- December 16, 2024
- Posted by: admin
- Category: BitCoin, Blockchain, Cryptocurrency, Investments
The post Donald Trump Bitcoin Reserve Plan Aligns with FASB’s New Crypto Accounting Rules appeared first on Coinpedia Fintech News
The U.S. Financial Accounting Standards Board (FASB) has introduced a groundbreaking update that’s set to change how companies account for Bitcoin and other eligible crypto assets. Starting today, businesses can measure their Bitcoin holdings at current market prices, making financial reporting more accurate and transparent. Starting fully in 2025, the change could drive more firms to adopt Bitcoin as a reserve asset.
Following the two breaking news, Bitcoin surged above $105,000 today, adding U.S. President-elect Donald Trump’s comments about creating a strategic Bitcoin reserve, similar to the country’s oil reserve. The cryptocurrency hit a high of $105,142 before settling at $104,609. It has seen a 55% rise post-election, with a whooping trading volume of $62B.
What’s Changing?
This update, highlighted by Pete Rizzo of Bitcoin Magazine in a post on X, reflects a significant shift in how companies report their cryptocurrency holdings. Rizzo referenced a prior post by Michael Saylor, co-founder of MicroStrategy, to emphasize the importance of this change.
Until now, companies recorded Bitcoin at its purchase price. If the value dropped, losses were reported, but if it went up, the gains weren’t included. This created a major gap in how companies reflected their true financial standing. With the new rules, Bitcoin’s value will now be updated in financial statements every reporting period, showing both profits and losses based on market prices.

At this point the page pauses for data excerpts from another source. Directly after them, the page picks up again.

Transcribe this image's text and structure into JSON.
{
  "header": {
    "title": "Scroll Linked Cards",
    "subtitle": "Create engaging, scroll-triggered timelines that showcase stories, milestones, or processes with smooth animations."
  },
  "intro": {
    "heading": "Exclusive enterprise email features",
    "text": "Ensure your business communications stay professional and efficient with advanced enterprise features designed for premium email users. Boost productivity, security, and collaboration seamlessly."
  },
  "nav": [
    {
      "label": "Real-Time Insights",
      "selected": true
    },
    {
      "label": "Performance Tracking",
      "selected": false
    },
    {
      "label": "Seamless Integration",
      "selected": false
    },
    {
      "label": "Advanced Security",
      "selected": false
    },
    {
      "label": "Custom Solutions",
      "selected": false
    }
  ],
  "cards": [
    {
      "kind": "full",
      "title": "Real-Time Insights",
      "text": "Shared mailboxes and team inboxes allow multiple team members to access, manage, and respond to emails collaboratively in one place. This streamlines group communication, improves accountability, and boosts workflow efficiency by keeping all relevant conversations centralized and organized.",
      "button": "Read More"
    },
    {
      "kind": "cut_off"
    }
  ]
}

This change makes life easier for companies holding Bitcoin as a reserve asset. Big names like MicroStrategy and Tesla, which are known for their Bitcoin investments, will now have a smoother reporting process. Investors, creditors, and stakeholders will also get a clearer picture of a company’s financial health, making it easier to assess risks and performance.
Who Benefits?
The new standards apply to fungible crypto assets that meet specific criteria. However, assets like NFTs, wrapped tokens, and internally generated digital assets are excluded. For companies, this means better alignment with traditional accounting practices and greater transparency in their financial statements.
A Big Win for Bitcoin
This move is expected to encourage more companies to adopt Bitcoin as a strategic reserve asset. With fair value accounting in place, businesses can better handle Bitcoin’s price swings while staying transparent about their holdings. This milestone comes as the crypto market buzzes with speculation about former President Donald Trump’s potential plan for a Strategic Bitcoin Reserve, rumored to be enacted through an executive order on his first day after taking charge in January.
The gap between traditional markets and the crypto economy is narrowing, and Bitcoin’s position as a dominant financial asset is stronger than ever. This new accounting rule isn’t just a win for companies—it’s a win for the entire crypto industry.